Now offered at Swann Auction Galleries’ sale on October 18, the book is estimated at $1m-1.5m.
“It is very uncommon to offer a complete Curtis set, especially one in the original binding, in very good condition and on Van Gelder paper, which absorbs the ink in a very rich and velvety lustrous way,” said Daile Kaplan, director of the auction house’s photographs and photobooks department.
Curtis started out as a portrait photographer in Seattle in the early 1890s, hoping to document Native American life. His skills came to the attention of future president Theodore Roosevelt who introduced the photographer to JP Morgan, who in turn bankrolled the first phases of the project.
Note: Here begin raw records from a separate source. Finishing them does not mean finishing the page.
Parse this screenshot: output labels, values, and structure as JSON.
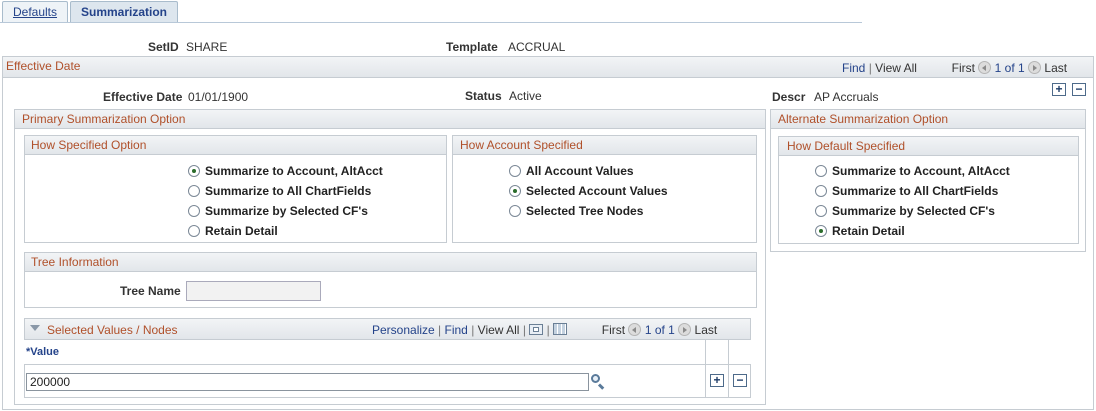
{
  "tabs": {
    "defaults": "Defaults",
    "summarization": "Summarization"
  },
  "header": {
    "setid_label": "SetID",
    "setid_value": "SHARE",
    "template_label": "Template",
    "template_value": "ACCRUAL"
  },
  "effective_date_bar": {
    "title": "Effective Date",
    "find": "Find",
    "view_all": "View All",
    "first": "First",
    "range": "1 of 1",
    "last": "Last"
  },
  "effective_row": {
    "eff_date_label": "Effective Date",
    "eff_date_value": "01/01/1900",
    "status_label": "Status",
    "status_value": "Active",
    "descr_label": "Descr",
    "descr_value": "AP Accruals"
  },
  "primary": {
    "title": "Primary Summarization Option",
    "how_specified": {
      "title": "How Specified Option",
      "options": [
        "Summarize to Account, AltAcct",
        "Summarize to All ChartFields",
        "Summarize by Selected CF's",
        "Retain Detail"
      ],
      "selected": 0
    },
    "how_account": {
      "title": "How Account Specified",
      "options": [
        "All Account Values",
        "Selected Account Values",
        "Selected Tree Nodes"
      ],
      "selected": 1
    },
    "tree_info": {
      "title": "Tree Information",
      "tree_name_label": "Tree Name",
      "tree_name_value": ""
    },
    "selected_values": {
      "title": "Selected Values / Nodes",
      "personalize": "Personalize",
      "find": "Find",
      "view_all": "View All",
      "first": "First",
      "range": "1 of 1",
      "last": "Last",
      "column_header": "*Value",
      "rows": [
        {
          "value": "200000"
        }
      ]
    }
  },
  "alternate": {
    "title": "Alternate Summarization Option",
    "how_default": {
      "title": "How Default Specified",
      "options": [
        "Summarize to Account, AltAcct",
        "Summarize to All ChartFields",
        "Summarize by Selected CF's",
        "Retain Detail"
      ],
      "selected": 3
    }
  },
  "buttons": {
    "add": "+",
    "remove": "−"
  },
  "colors": {
    "section_title": "#b0502a",
    "link": "#24438a",
    "bar_border": "#c6ccd2"
  }
}
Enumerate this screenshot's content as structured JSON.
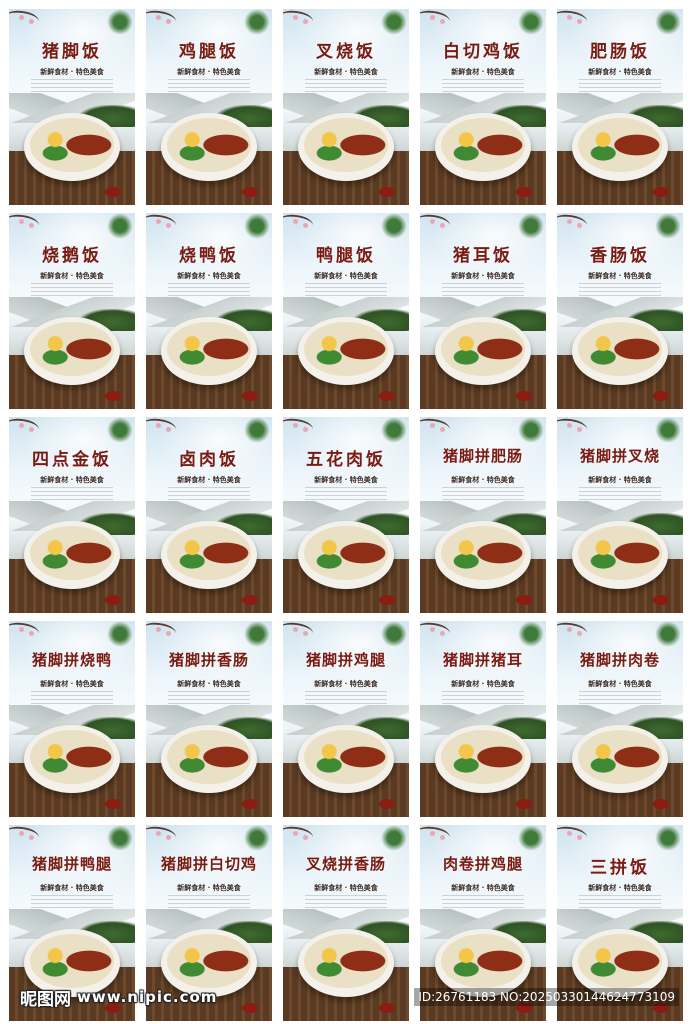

“The information that is to be gathered…respecting the mode of life of one of the great races of mankind must be collected at once or the opportunity will be lost,” Curtis said in his introduction to the book.
Record breaker
The project took five years to complete and 222 complete sets were published ultimately. During his work for the project, Curtis also made more than 10,000 wax cylinder recordings of Native American language and music and took more than 40,000 photographs of around 80 tribes.
In 2012, Swann Galleries achieved a house record for another, rebound complete set of The North American Indian. It sold for $1.44m.
“All the superlatives are there,” says Kaplan, who handled the 2012 sale also. “Heroic, epic, grand, majestic. This magnum opus has been compared to Audubon in terms of the vision and grandeur of the completed project. The notion of the Big Idea and unravelling the great mystery of the native culture for the general population to understand has become embedded in the national psyche.”